Good morning, Gentle Reader. I was going to launch a diatribe about the world-shaking obscenity currently most prominent in the news, but as I set my fingers to the keys I halted myself for a moment’s contemplation. It struck me that you’ve probably seen, heard, and read all you can stand about the Red Sox / Yankees games in London these past two days. So let’s have something completely different.
Every item of information usable by the human mind is a difference: a contrast between two things, usually portrayed against a background deliberately omitted from immediate consideration. We can only pursue useful knowledge by manipulating abstractions that refer to categories of things that differ from one another. Otherwise, there would be no utility to categories...or to reasoning.
It is a striking feature of this difference-equals-information phenomenon that we work most easily with differences that are singular and dramatic: that is, when the distinction between two categories pertains to a single characteristic that differs greatly between the two, perhaps by being totally absent from one and dominant in the other.
Yet human perceptions are remarkably acute. We can perceive tiny differences as well as giant ones. And it appears that we often find the tiny differences more disturbing than the huge ones. This is thought to be the key to the “Uncanny Valley” effect.
That’s part of what’s motivated my most recent fiction.
I’ve written about larger-than-life heroes and villains. I’ve situated their tales on distant worlds, in the distant future. I’ve given them histories few persons alive today would find possible, much less plausible. Many science fiction writers do that sort of thing.
Moreover, most SF writers prefer the big difference: the dramatic contrast between contemporary reality and the stage on which they set their tales. Galaxy-spanning space travel. Huge technological developments. Wholly alien races with pentagonal bodies and incomprehensible minds.
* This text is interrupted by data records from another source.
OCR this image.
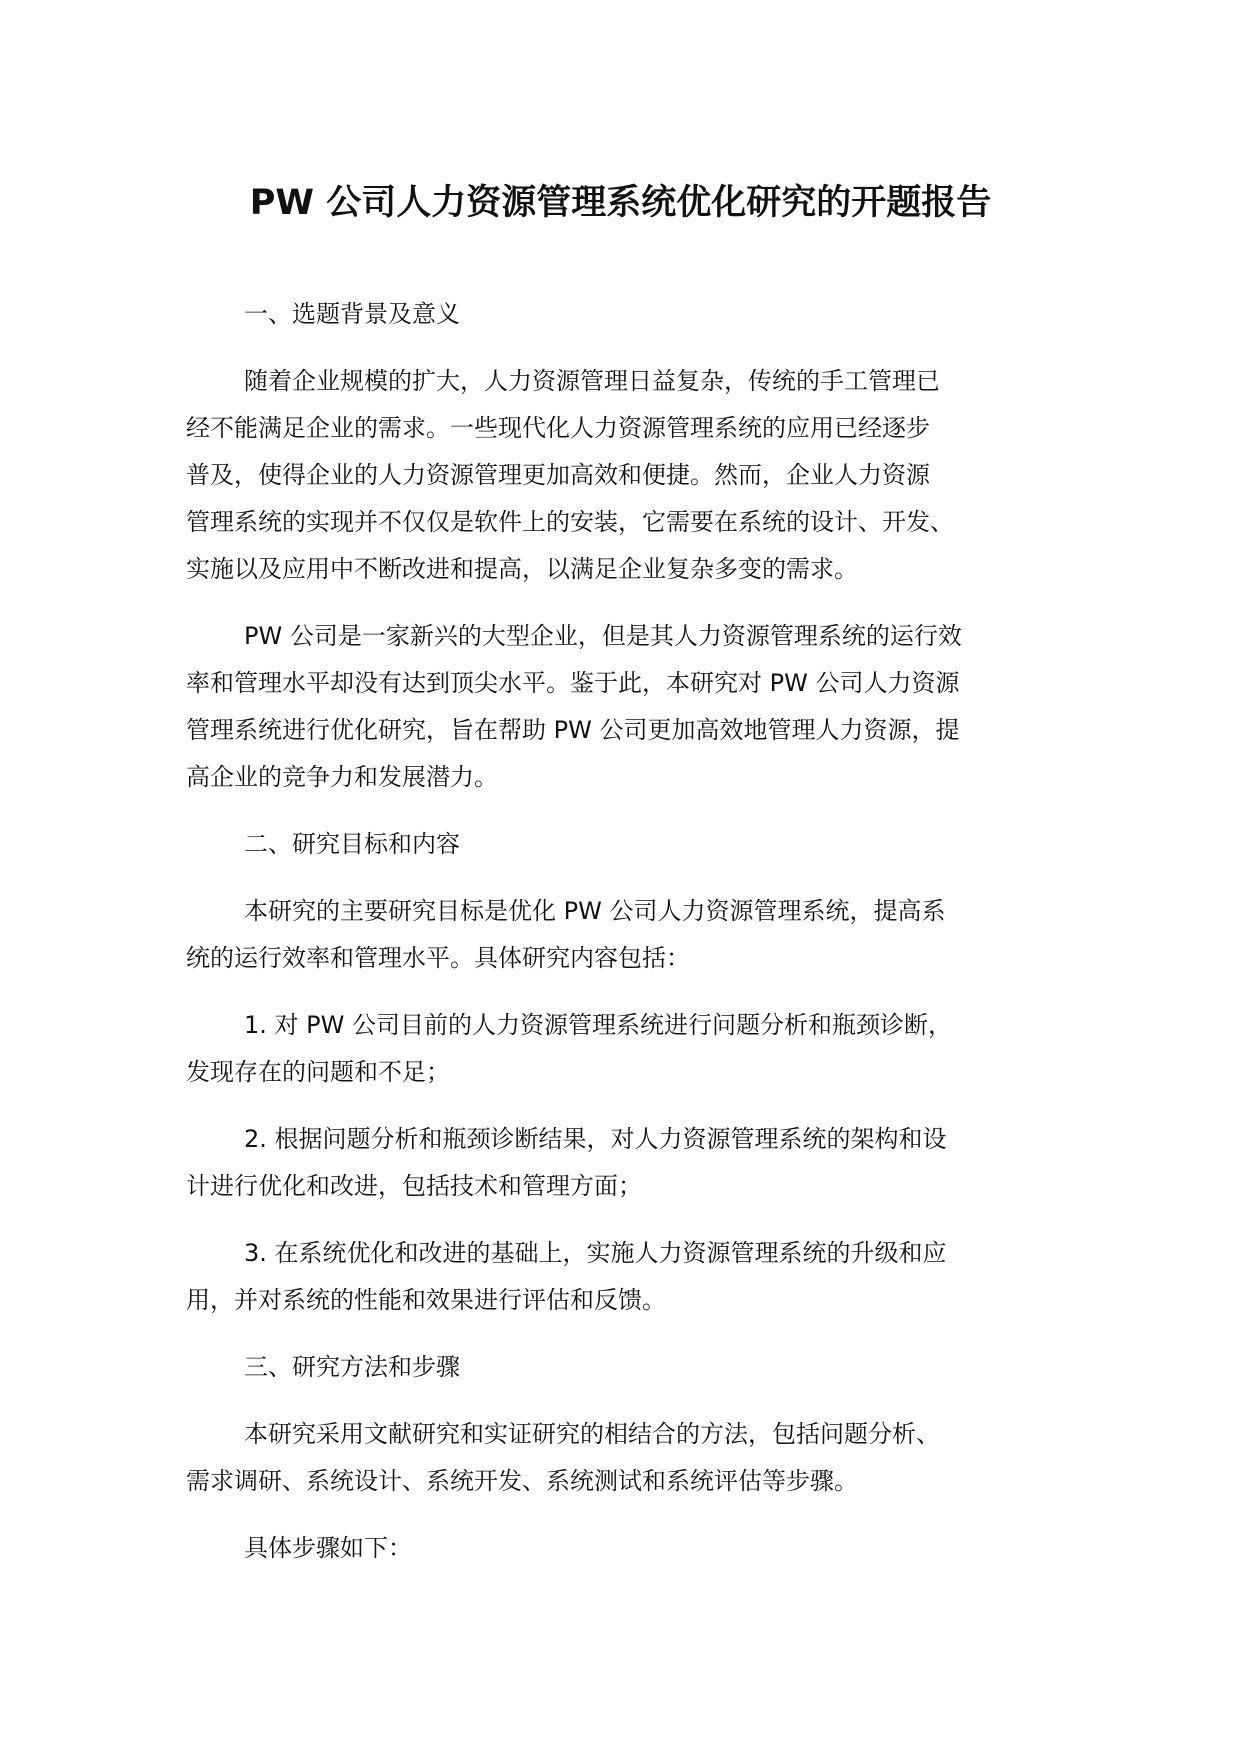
PW 公司人力资源管理系统优化研究的开题报告
一、选题背景及意义

随着企业规模的扩大，人力资源管理日益复杂，传统的手工管理已
经不能满足企业的需求。一些现代化人力资源管理系统的应用已经逐步
普及，使得企业的人力资源管理更加高效和便捷。然而，企业人力资源
管理系统的实现并不仅仅是软件上的安装，它需要在系统的设计、开发、
实施以及应用中不断改进和提高，以满足企业复杂多变的需求。

PW 公司是一家新兴的大型企业，但是其人力资源管理系统的运行效
率和管理水平却没有达到顶尖水平。鉴于此，本研究对 PW 公司人力资源
管理系统进行优化研究，旨在帮助 PW 公司更加高效地管理人力资源，提
高企业的竞争力和发展潜力。

二、研究目标和内容

本研究的主要研究目标是优化 PW 公司人力资源管理系统，提高系
统的运行效率和管理水平。具体研究内容包括：

1. 对 PW 公司目前的人力资源管理系统进行问题分析和瓶颈诊断，
发现存在的问题和不足；

2. 根据问题分析和瓶颈诊断结果，对人力资源管理系统的架构和设
计进行优化和改进，包括技术和管理方面；

3. 在系统优化和改进的基础上，实施人力资源管理系统的升级和应
用，并对系统的性能和效果进行评估和反馈。

三、研究方法和步骤

本研究采用文献研究和实证研究的相结合的方法，包括问题分析、
需求调研、系统设计、系统开发、系统测试和系统评估等步骤。

具体步骤如下：
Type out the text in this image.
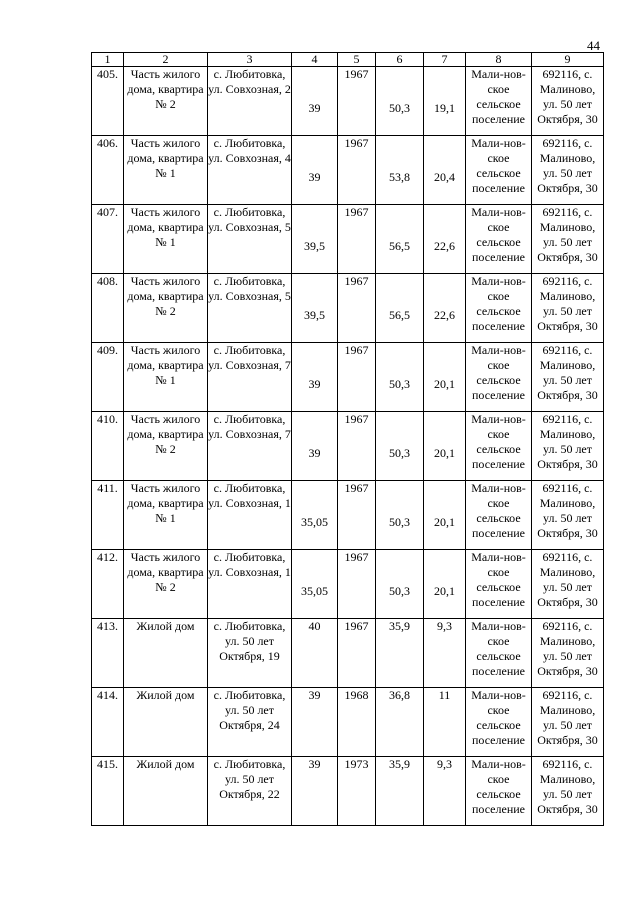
44
1	2	3	4	5	6	7	8	9
405.	Часть жилого дома, квартира № 2	с. Любитовка, ул. Совхозная, 2	39	1967	50,3	19,1	Мали-нов-ское сельское поселение	692116, с. Малиново, ул. 50 лет Октября, 30
406.	Часть жилого дома, квартира № 1	с. Любитовка, ул. Совхозная, 4	39	1967	53,8	20,4	Мали-нов-ское сельское посeлeние	692116, с. Малиново, ул. 50 лет Октября, 30
407.	Часть жилого дома, квартира № 1	с. Любитовка, ул. Совхозная, 5	39,5	1967	56,5	22,6	Мали-нов-ское сельское поселение	692116, с. Малиново, ул. 50 лет Октября, 30
408.	Часть жилого дома, квартира № 2	с. Любитовка, ул. Совхозная, 5	39,5	1967	56,5	22,6	Мали-нов-ское сельское поселение	692116, с. Малиново, ул. 50 лет Октября, 30
409.	Часть жилого дома, квартира № 1	с. Любитовка, ул. Совхозная, 7	39	1967	50,3	20,1	Мали-нов-ское сельское поселение	692116, с. Малиново, ул. 50 лет Октября, 30
410.	Часть жилого дома, квартира № 2	с. Любитовка, ул. Совхозная, 7	39	1967	50,3	20,1	Мали-нов-ское сельское поселение	692116, с. Малиново, ул. 50 лет Октября, 30
411.	Часть жилого дома, квартира № 1	с. Любитовка, ул. Совхозная, 1	35,05	1967	50,3	20,1	Мали-нов-ское сельское поселение	692116, с. Малиново, ул. 50 лет Октября, 30
412.	Часть жилого дома, квартира № 2	с. Любитовка, ул. Совхозная, 1	35,05	1967	50,3	20,1	Мали-нов-ское сельское поселение	692116, с. Малиново, ул. 50 лет Октября, 30
413.	Жилой дом	с. Любитовка, ул. 50 лет Октября, 19	40	1967	35,9	9,3	Мали-нов-ское сельское поселение	692116, с. Малиново, ул. 50 лет Октября, 30
414.	Жилой дом	с. Любитовка, ул. 50 лет Октября, 24	39	1968	36,8	11	Мали-нов-ское сельское поселение	692116, с. Малиново, ул. 50 лет Октября, 30
415.	Жилой дом	с. Любитовка, ул. 50 лет Октября, 22	39	1973	35,9	9,3	Мали-нов-ское сельское поселение	692116, с. Малиново, ул. 50 лет Октября, 30
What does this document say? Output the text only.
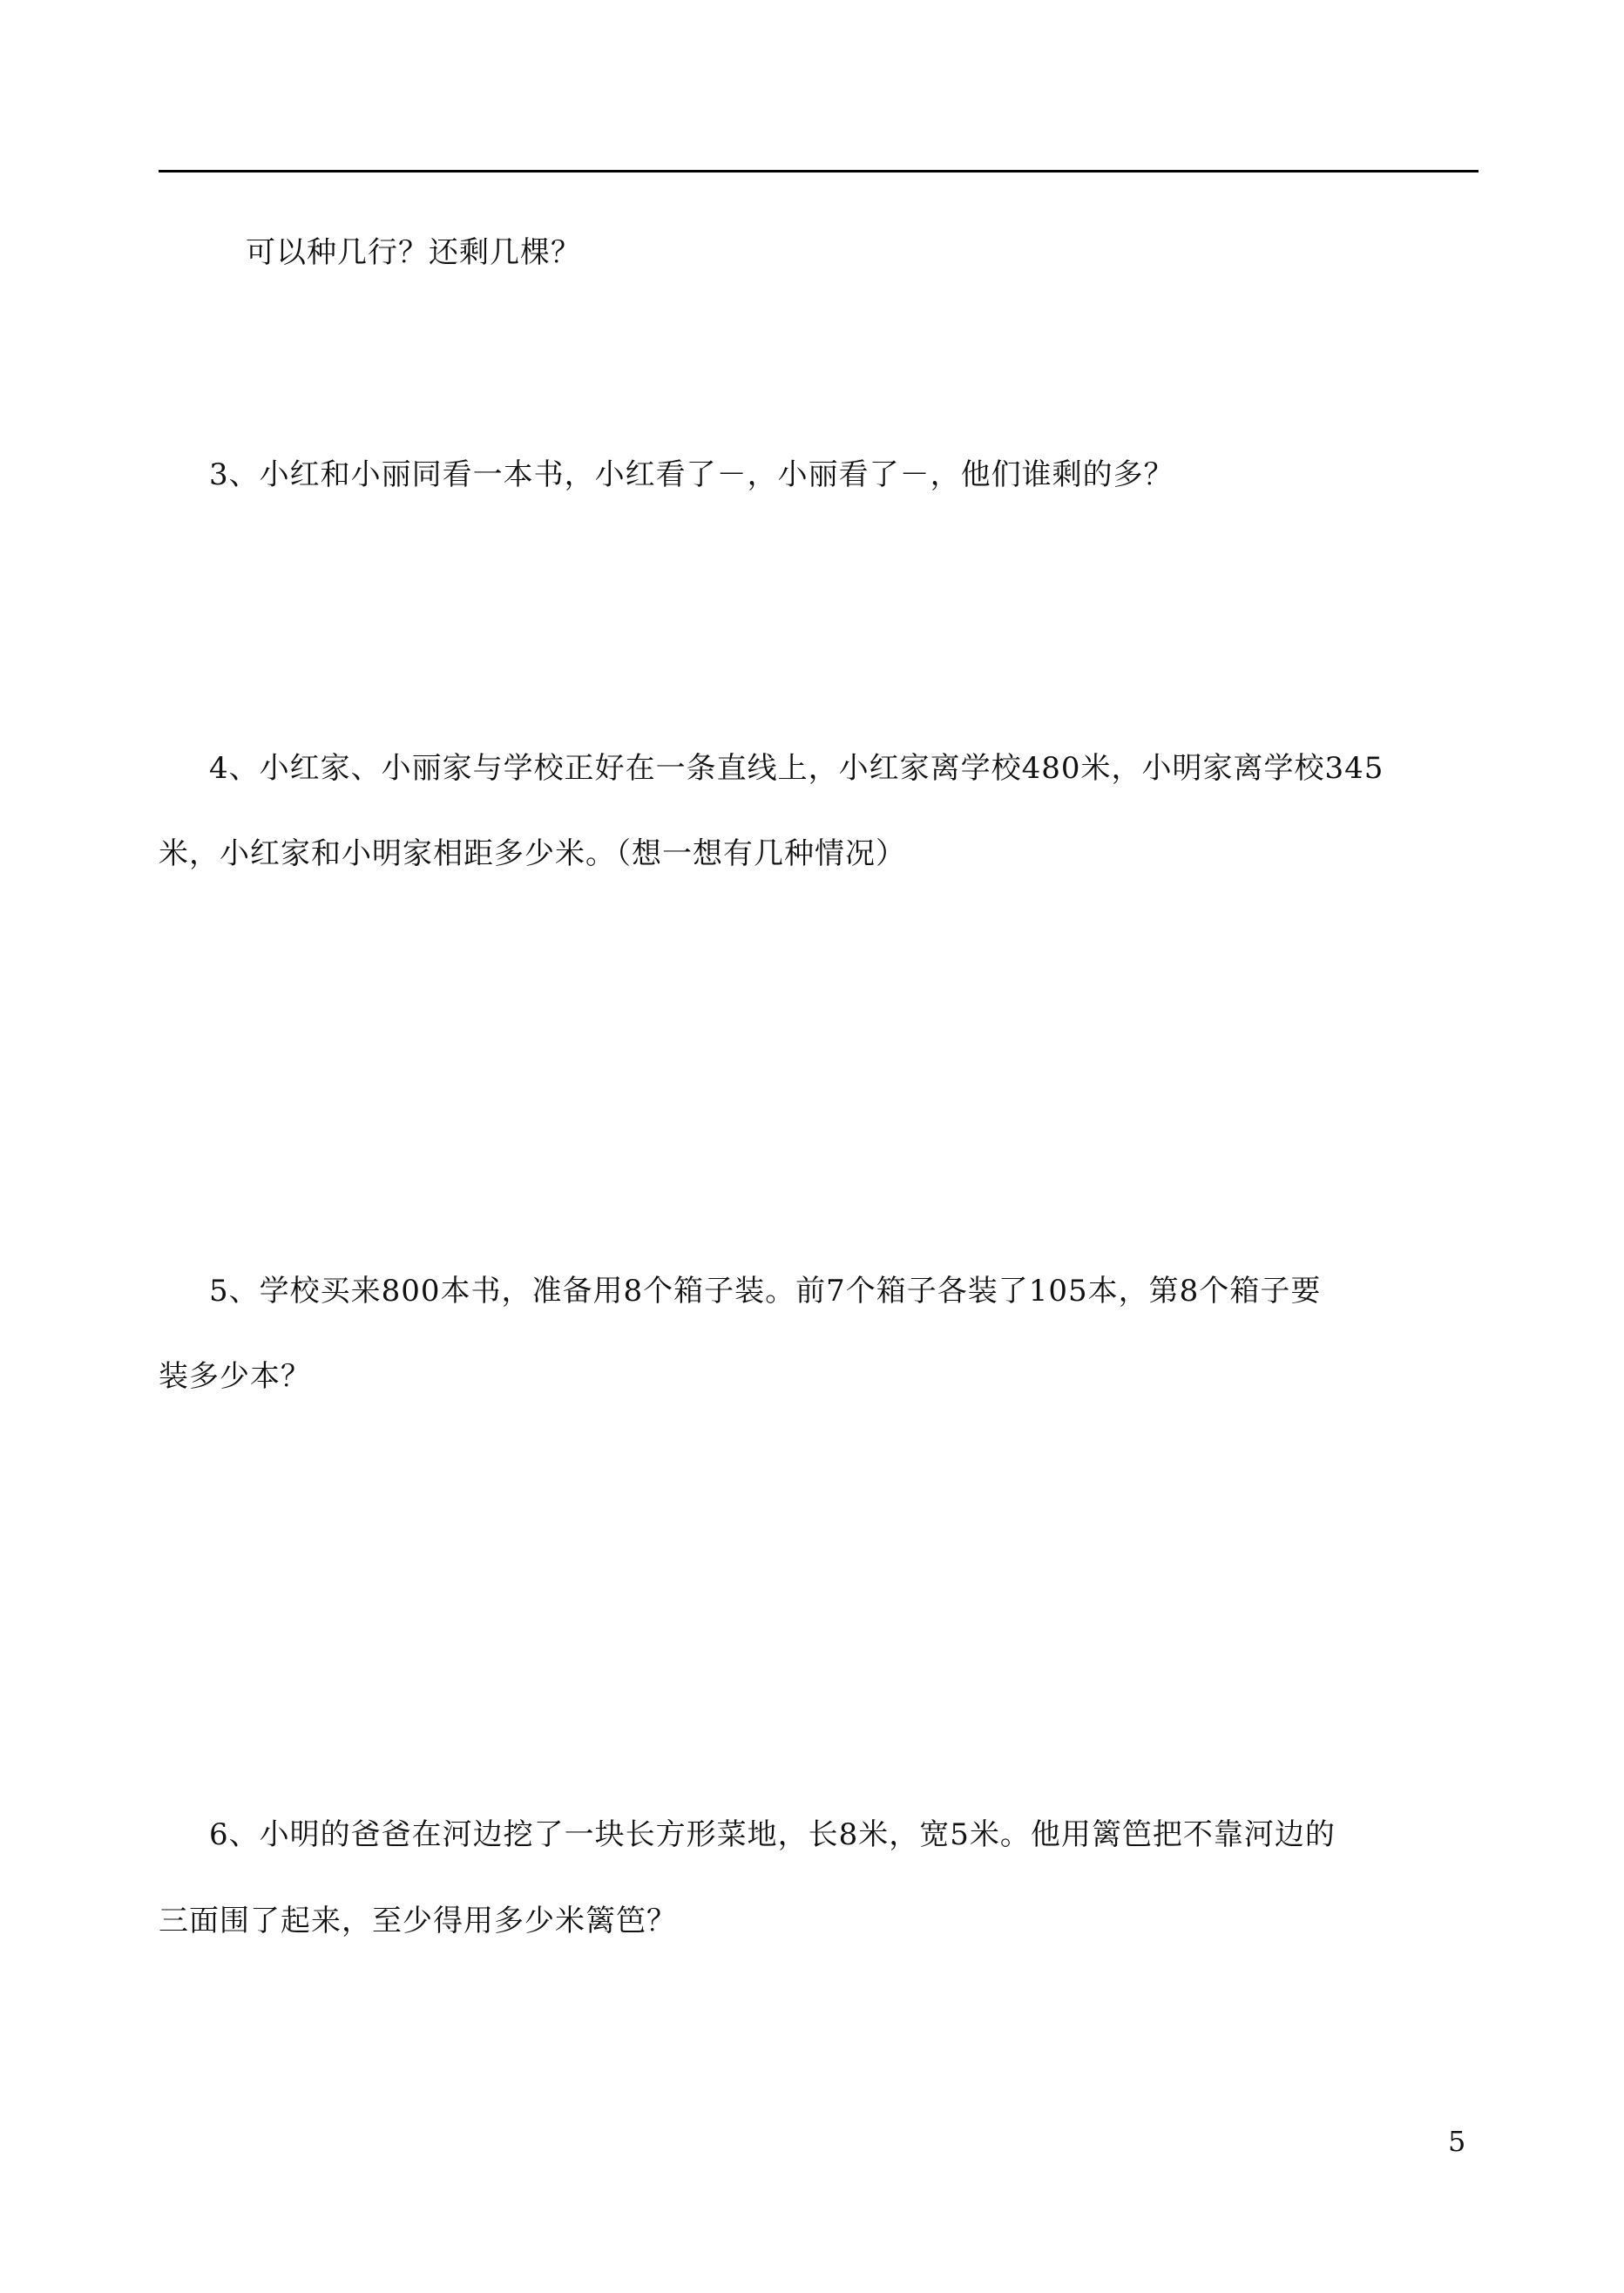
可以种几行？还剩几棵？
3、小红和小丽同看一本书，小红看了－，小丽看了－，他们谁剩的多？
4、小红家、小丽家与学校正好在一条直线上，小红家离学校480米，小明家离学校345
米，小红家和小明家相距多少米。（想一想有几种情况）
5、学校买来800本书，准备用8个箱子装。前7个箱子各装了105本，第8个箱子要
装多少本？
6、小明的爸爸在河边挖了一块长方形菜地，长8米，宽5米。他用篱笆把不靠河边的
三面围了起来，至少得用多少米篱笆？
5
And yet it’s the small difference that most disturbs the human mind. The humanoid alien who isn’t...quite...human. The technology with the delicate side effect that might just compound over time. The aboriginal culture that doesn’t respect monogamy or recognize property rights in land. Such small differences are the ones we have the most trouble accommodating.
So in my most recent stories I’ve explored the impact of small differences, especially small differences among people. I’ve explored the ways in which such divisions can give rise to social and political clefts. And I’m becoming steadily more convinced of a notion that’s likely to elicit a great many chuckles: Should Mankind ever destroy itself, it will be over a contretemps on the order of which fork it’s proper to use for the salad course.
When a difference is confined to matters that never see the light of day, it will have no sociopolitical effect. But let that difference taste the sun even once, and the temblors will begin.
My Futanari Saga concerns differences of that sort. Anatomical differences of a private kind, that afflict a tiny minority. Differences in sexual preferences that, unfortunately, have become grist for the political mills. And a technology that can’t make you stronger, or keener, or smarter, but that can help you to change what you want or how much you want it. Small things, really, but massively consequential to the characters in those stories.
I managed to keep the effects of those differences confined to my cast of characters. That’s not often the case in reality. People routinely elevate minutiae to grand Causes capable of animating riots and pogroms. It suggests that we have an innate need to sort ourselves into Us and Them – and to find reasons to regard Them as an enemy to be feared. That’s not a pleasant thought, though it helps the writer of speculative fiction to create conditions for crisis and strife.
There is a flip side. Sometimes small changes can bring about massive improvements in people’s lives. Example: For the average American, the single most consequential technological change of the past three decades has been the emergence of long-range digital communications. I maintain that this is a small difference from the previous state of affairs. After all, we already had long-range communications via the telephone, the telegraph, and radio. Digital comm didn’t seem (at first) to augur in a new sociopolitical orientation or a whole new range of possibilities for American society. Yet that’s exactly what occurred, and despite some undesirable effects – can’t get the kids to go out and play in the sunshine any more – on net balance we’re a richer and better society for it.
Perhaps we should have expected it. After all, Daniel Black turned a whole coven of beautiful witches into his eternally adoring love-slaves by giving them a hot tub. But then, the world of physics is at war with itself over tiny differences between Standard Model quantum theory and certain recently observed properties of the photon. There’s also the lowering of the pitcher’s mound and the shortening of the power alleys to consider. So perhaps I should stick to fiction for the immediate future. And continue to go armed, but that’s an “of course” matter, isn’t it?